How is your police agency responding to human trafficking?
Human trafficking is getting more “air play” in the media, more public exposure through film and television, and more legislative recognition, especially in western democracies.
However, there are massive gaps in our understanding of the issue, not least of which is our ability to quantify the size of the problem, and secondly to understand and respond to the issue.
While there are many agencies that have carriage of governmental response to human trafficking, and these vary greatly across all countries, I want to address the response of police agencies to this issue.
Organizational awareness, understanding the issue, voicing leadership commitment, unique investigative techniques, specialized unit design & placement, combating unhelpful misconceptions and pre-existing investigative schemas, community collaboration, data collection & sharing as well as building partnerships, are all critical considerations to effectively responding to human trafficking, which requires police leaders to develop a detailed and effective strategic response.
I’d like to address the major strategic components in a series of posts designed to help police leaders structure their organizational response to human trafficking.
What is Human Trafficking?
Quite simply, human trafficking is about exploitation, not about the movement of people.
While the term usually congers up images of young eastern European women somehow forced into the sex trade in Western countries by eastern bloc thugs, the reality is much more disturbing and invasive.
Let’s start with an understanding of what human trafficking is. Human trafficking exists when a person is forced to provide labour or services against their will, when they are enslaved.
The definition of human trafficking varies in jurisdictions around the globe, but virtually all contain elements of the United Nations definitions and/or the U.S. Victims of Trafficking and Violence Protection Act definitions, which include the concepts of:
Human trafficking does not have to involved chains, bars, locks or shackles. Victims can feel compelled to provide labour or services when there are threats of violence against them or their families, when they fear that they will be publicly shamed or otherwise exposed. These types of duress mechanisms are far more prevalent in human trafficking investigations than are locks on a door, or chains on a victim.
Some examples would include:
John wants a job with better pay for his family and he is approached by Peter, who offers him a job in a wealthy country for $10,000, which he will pay off when he starts work. John is moved to the new country, and is provided work for $1 per day. However Peter is charging John $2 per day for room and food, and he tells John that he can’t leave until his debt is paid off. John may not feel free to leave because: he doesn’t speak the local language; he is unfamiliar with the local community; he is afraid of the local police; he is afraid of being deported; he is afraid of his families safety. John continues to provide exploited labour out or fear and under duress, not by choice. He is a human trafficking victim enslaved through debt bondage.
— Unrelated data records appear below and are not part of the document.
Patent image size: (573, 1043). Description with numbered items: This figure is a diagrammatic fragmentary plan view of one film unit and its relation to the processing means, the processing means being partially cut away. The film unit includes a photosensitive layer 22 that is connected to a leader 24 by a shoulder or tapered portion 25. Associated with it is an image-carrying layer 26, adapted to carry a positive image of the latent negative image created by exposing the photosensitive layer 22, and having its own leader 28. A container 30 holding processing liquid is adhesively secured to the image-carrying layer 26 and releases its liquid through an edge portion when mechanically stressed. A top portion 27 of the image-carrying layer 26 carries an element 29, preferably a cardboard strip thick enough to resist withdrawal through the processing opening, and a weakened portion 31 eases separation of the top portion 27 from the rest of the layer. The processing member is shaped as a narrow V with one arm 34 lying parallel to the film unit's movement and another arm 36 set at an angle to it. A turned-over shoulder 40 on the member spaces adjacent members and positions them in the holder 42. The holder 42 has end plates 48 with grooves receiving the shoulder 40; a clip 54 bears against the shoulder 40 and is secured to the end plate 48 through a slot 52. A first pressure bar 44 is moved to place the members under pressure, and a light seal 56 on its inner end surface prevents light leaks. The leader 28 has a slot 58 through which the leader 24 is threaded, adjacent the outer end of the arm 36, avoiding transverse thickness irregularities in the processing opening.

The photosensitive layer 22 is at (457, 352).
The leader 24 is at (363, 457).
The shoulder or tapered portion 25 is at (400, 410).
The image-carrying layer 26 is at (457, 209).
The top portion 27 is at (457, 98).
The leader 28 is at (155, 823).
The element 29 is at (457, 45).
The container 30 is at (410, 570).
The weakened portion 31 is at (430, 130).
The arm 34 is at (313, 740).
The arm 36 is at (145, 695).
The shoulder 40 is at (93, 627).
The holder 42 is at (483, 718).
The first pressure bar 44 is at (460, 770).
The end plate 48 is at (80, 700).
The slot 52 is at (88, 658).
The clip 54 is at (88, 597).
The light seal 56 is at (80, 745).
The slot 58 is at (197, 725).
Mary is approached by her Facebook friend Joan, and told of how she can make a lot of money is the “Escort” business. There is great pay, lots of nice places, and you only get involved with handsome and kind men. Mary expresses an interest, and Joan introduces her to Frank, who will “help” her. Mary is picked up by Frank and taken to a hotel where she is raped and then told she’ll be killed of she doesn’t follow instructions. She is then told to have sex with the clients that arrive at the hotel. Frank restricts her food intact; controls access, restriction her communications and periodically uses violence on Mary to reduce her resistance. Mary is moved from hotel to hotel and generates about $250,000 a year for Frank. Mary is a human trafficking victim.
A 2008 study undertaken for the US National Institute of Justice revealed that slightly less than half of the police leaders that took part in the survey in the United States, were aware of their State’s human trafficking legislation, and in some case their understanding of the law was in direct conflict with the actual legislation. A follow-on survey revealed that while police leaders may have had knowledge of the issue, few perceived it as a problem within their jurisdiction, with less that 10% of the agencies actually developing protocols, policies or guidelines for officers on responding to human trafficking.
Therefore, understanding the scope of the issue is the first stage of effectively responding to human trafficking. The next is an awareness of how it may manifest itself in your jurisdiction. These are the underpinnings of building an effective organizational response to human trafficking, in which police leaders can clearly articulate the issue to their organization, leadership team and political authority.